In the example below, the public directory .myTest was created by user mark. Other users cannot read it. All users are in the group Everyone. These are real system users.
[root@tesla Maildir]# ls -la /home/public/Maildir/ total 103k drwxrws--- 11 dovecot Everyone 4.1k Jun 20 11:17 ./ drwxrwxrwx 3 root root 4.1k Jun 7 09:15 ../ drwxrws--- 2 dovecot Everyone 13k May 24 14:43 cur/ -rw-rw---- 1 dovecot Everyone 0 May 12 13:46 dovecot-shared drwx--S--- 5 mark Everyone 4.1k Jun 20 11:17 .myTest/ drwxrws--- 2 dovecot Everyone 4.1k May 24 14:44 new/ drwxrws--- 2 dovecot Everyone 4.1k May 19 17:48 tmp/
Each created folder is supposed to have their own dovecot-shared file. Having the dovecot-shared in here makes it used only for INBOX, nothing else.

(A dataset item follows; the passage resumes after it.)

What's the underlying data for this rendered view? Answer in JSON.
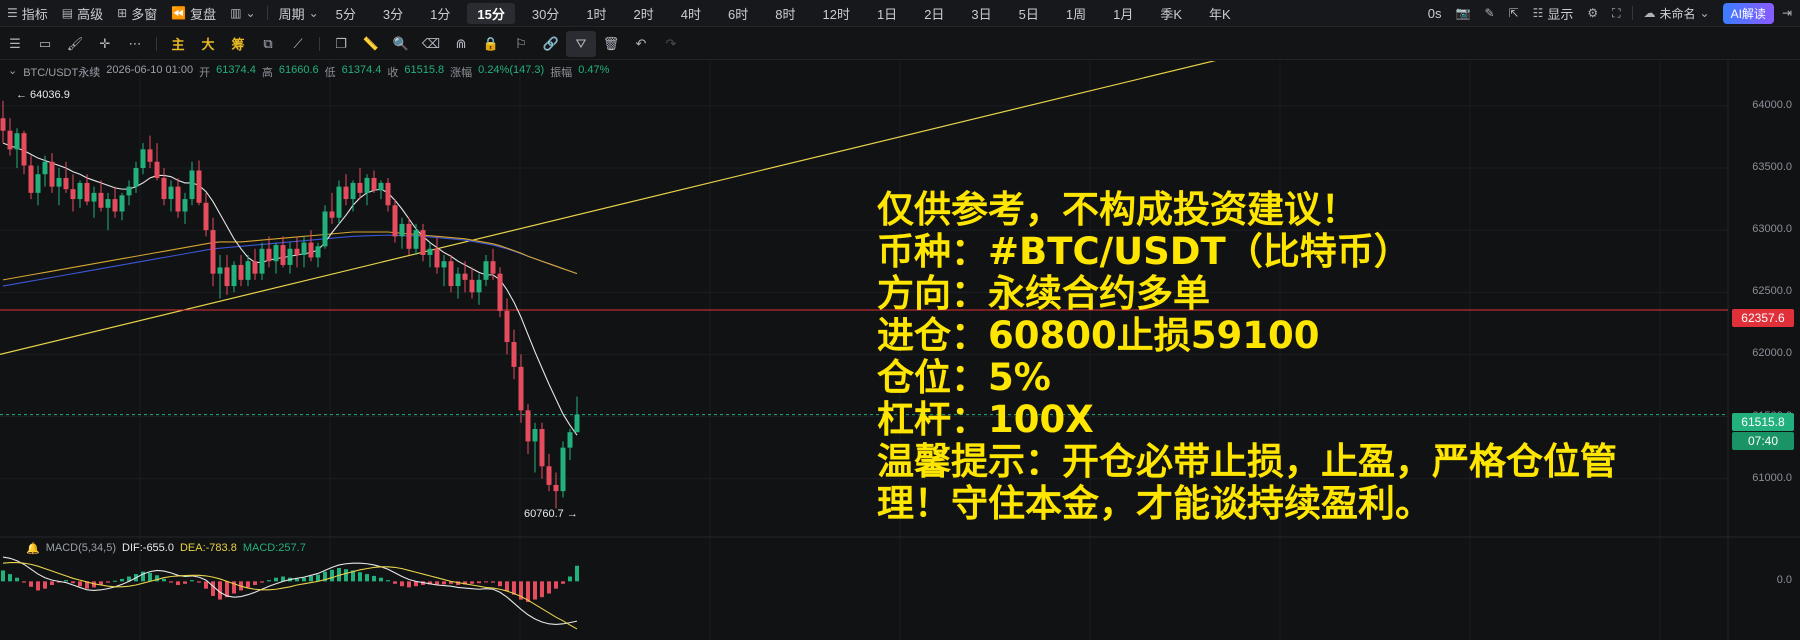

The permission problem is for the new folder itself (.myTest in this example). It should be created with group read/write privileges since it is in a public namespace. Alternatively, it should be created with group privileges of the dovecot-shared folder.
Also if you create new folders the dovecot-shared file isn't copied or anything else. So you always have to create it manually for each shared folder..

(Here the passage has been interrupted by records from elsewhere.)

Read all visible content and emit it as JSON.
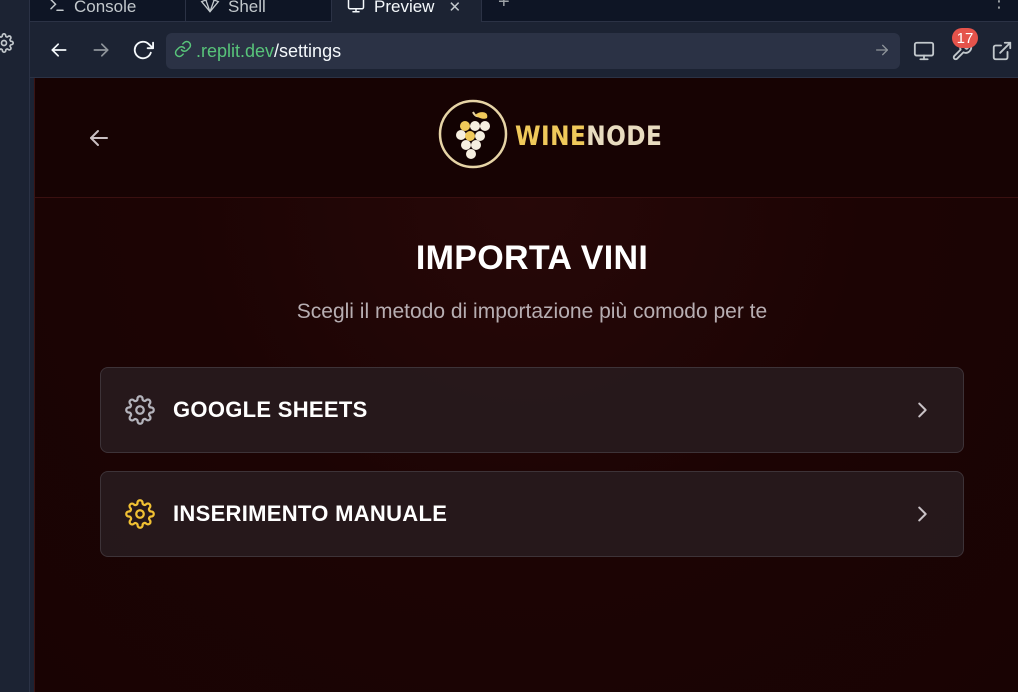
{
  "ide": {
    "tabs": [
      {
        "label": "Console",
        "icon": "terminal-icon"
      },
      {
        "label": "Shell",
        "icon": "shell-icon"
      },
      {
        "label": "Preview",
        "icon": "monitor-icon",
        "active": true
      }
    ],
    "add_tab": "+",
    "more": "⋮"
  },
  "urlbar": {
    "host": ".replit.dev",
    "path": "/settings",
    "notification_count": "17"
  },
  "app": {
    "logo": {
      "part1": "WINE",
      "part2": "NODE"
    },
    "title": "IMPORTA VINI",
    "subtitle": "Scegli il metodo di importazione più comodo per te",
    "options": [
      {
        "label": "GOOGLE SHEETS",
        "icon": "gear-icon",
        "icon_color": "#b3b3bb"
      },
      {
        "label": "INSERIMENTO MANUALE",
        "icon": "gear-icon",
        "icon_color": "#f0c033"
      }
    ]
  },
  "colors": {
    "accent_gold": "#f0c95a",
    "url_host": "#58c47a",
    "badge": "#e5534b",
    "app_bg": "#1c0404"
  }
}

With respect, you are wrong about that. Dovecot does create a copy of dovecot-shared in the new folder. In the example above, inside the .myTest directory is another dovecot-shared file, and I didn't create it, dovecot did! The administrator need only create dovecot-shared once in the parent folder. All new subfolders created by users inherit a copy. It already works.
I don't think I'm going to change this behavior before writing proper shared folder support, sometimes after v1.0.

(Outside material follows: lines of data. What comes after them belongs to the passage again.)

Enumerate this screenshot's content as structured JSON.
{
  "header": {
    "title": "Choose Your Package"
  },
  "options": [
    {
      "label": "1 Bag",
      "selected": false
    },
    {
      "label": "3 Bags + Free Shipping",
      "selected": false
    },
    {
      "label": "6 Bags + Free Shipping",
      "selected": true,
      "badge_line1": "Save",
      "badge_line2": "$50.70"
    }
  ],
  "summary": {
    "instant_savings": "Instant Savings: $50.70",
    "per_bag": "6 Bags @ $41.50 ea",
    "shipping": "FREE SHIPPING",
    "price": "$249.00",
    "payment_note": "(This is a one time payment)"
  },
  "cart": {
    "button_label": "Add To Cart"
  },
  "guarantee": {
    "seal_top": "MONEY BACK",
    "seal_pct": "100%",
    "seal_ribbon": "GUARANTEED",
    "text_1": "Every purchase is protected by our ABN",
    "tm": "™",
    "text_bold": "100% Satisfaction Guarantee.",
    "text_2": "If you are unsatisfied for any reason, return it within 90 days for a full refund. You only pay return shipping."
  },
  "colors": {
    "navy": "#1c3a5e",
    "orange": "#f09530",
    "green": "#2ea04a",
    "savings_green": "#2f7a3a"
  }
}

I'm not sure what you mean by proper support. All I really need is something equivalent to UW-IMAP public folders. It seems to me dovecot already does that and has the added improvement of allowing each user to maintain his own index file. The only problem I've seen is the minor permissions issue described above. I'm still testing, with plans to convert our production server next weekend.